With interest rates expected to remain near historic lows for the foreseeable future, this could be the perfect time to wield the most powerful debt-paring tool available to homeowners -- the refinance.
Nationally, long-term mortgage rates have risen slightly but remain below 4 percent and are relatively stable. Analysts say refinances nearly doubled in 2019, with homeowners collectively utilizing equity in amounts not seen in over a decade. Applications for mortgages, including refinances, rose almost 4 percent in December alone.

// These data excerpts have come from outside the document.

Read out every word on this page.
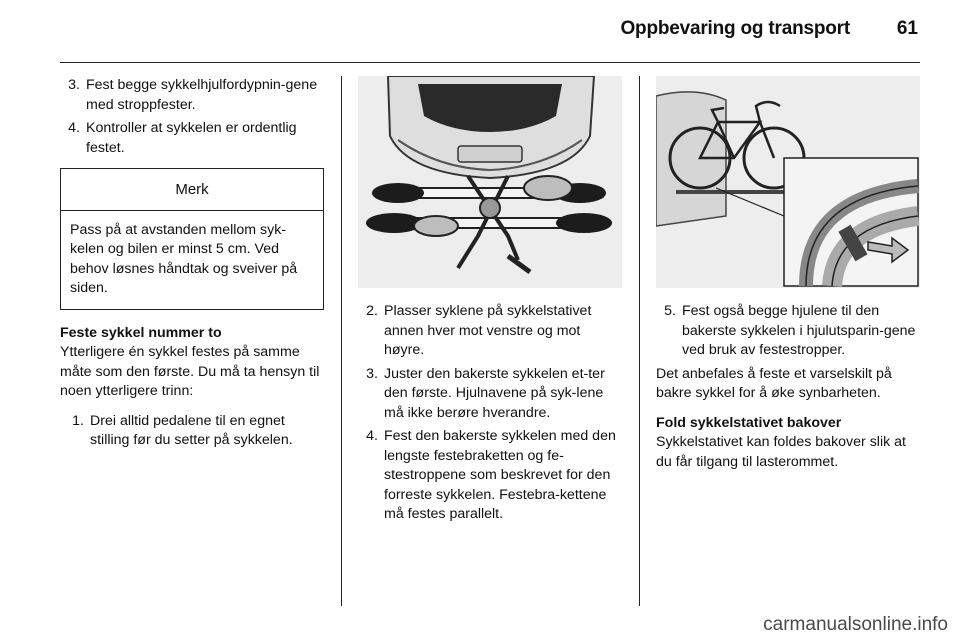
Oppbevaring og transport 61
3. Fest begge sykkelhjulfordypnin-gene med stroppfester.
4. Kontroller at sykkelen er ordentlig festet.
Merk
Pass på at avstanden mellom syk-kelen og bilen er minst 5 cm. Ved behov løsnes håndtak og sveiver på siden.

Feste sykkel nummer to

Ytterligere én sykkel festes på samme måte som den første. Du må ta hensyn til noen ytterligere trinn:

1. Drei alltid pedalene til en egnet stilling før du setter på sykkelen.
2. Plasser syklene på sykkelstativet annen hver mot venstre og mot høyre.
3. Juster den bakerste sykkelen et-ter den første. Hjulnavene på syk-lene må ikke berøre hverandre.
4. Fest den bakerste sykkelen med den lengste festebraketten og fe-stestroppene som beskrevet for den forreste sykkelen. Festebra-kettene må festes parallelt.
5. Fest også begge hjulene til den bakerste sykkelen i hjulutsparin-gene ved bruk av festestropper.

Det anbefales å feste et varselskilt på bakre sykkel for å øke synbarheten.

Fold sykkelstativet bakover

Sykkelstativet kan foldes bakover slik at du får tilgang til lasterommet.

carmanualsonline.info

Any homeowners considering refinancing should analyze their individual circumstances before jumping on this bandwagon. Local mortgage lending experts say to justify the costs and time involved in a refinance you should realize a rate improvement of at least .75 percent and remain in your home for at least three years from the date of the loan.
In addition to lenders' fees, other considerations include appraisal costs, attorney fees, the effort involved in securing records, signing paperwork, and otherwise being available to shepherd the process. Because local property values have risen significantly, however, a homeowner could possibly eliminate mortgage insurance through a refinance.
Interest rates are the most obvious factor in the recent increase in refinances but other favorable terms taking effect in 2020 could render it even more attractive. Conforming loan limits are set to increase substantially. In other words, it's possible to borrow up to $510,400 on a primary home with a down payment of only 3 percent with a conventional loan. For FHA loans, the limit is $331,760. Veterans Administration (VA) loans have eliminated the limit altogether, allowing 100 percent financing. The incentive doesn't stop there. Under North Carolina law, fully disabled veterans are exempt from payment of taxes on the first $45,000 in assessed home value.
Recent loan qualification ratios (debt-to-income ratios) are flexible. Those with a strong credit score can qualify for a loan with payments of 49 percent of their income for conventional loans, and even higher for FHA and VA loans.
Credit scores factor heavily into the ultimate interest rate. Lenders charge higher rates to offset the risk associated with lending to anyone with questionable credit history. Accordingly, anyone considering refinancing should ensure their "house is in good order" by reviewing their credit reports and scores. You must maintain a score of at least 620 to qualify for a mortgage, but for the best rates strive to maintain a score of at least 740.
With a little time and legwork, homeowners can put their equity to work, allowing them to realize a resolution that will prove meaningful for many years and decades to come.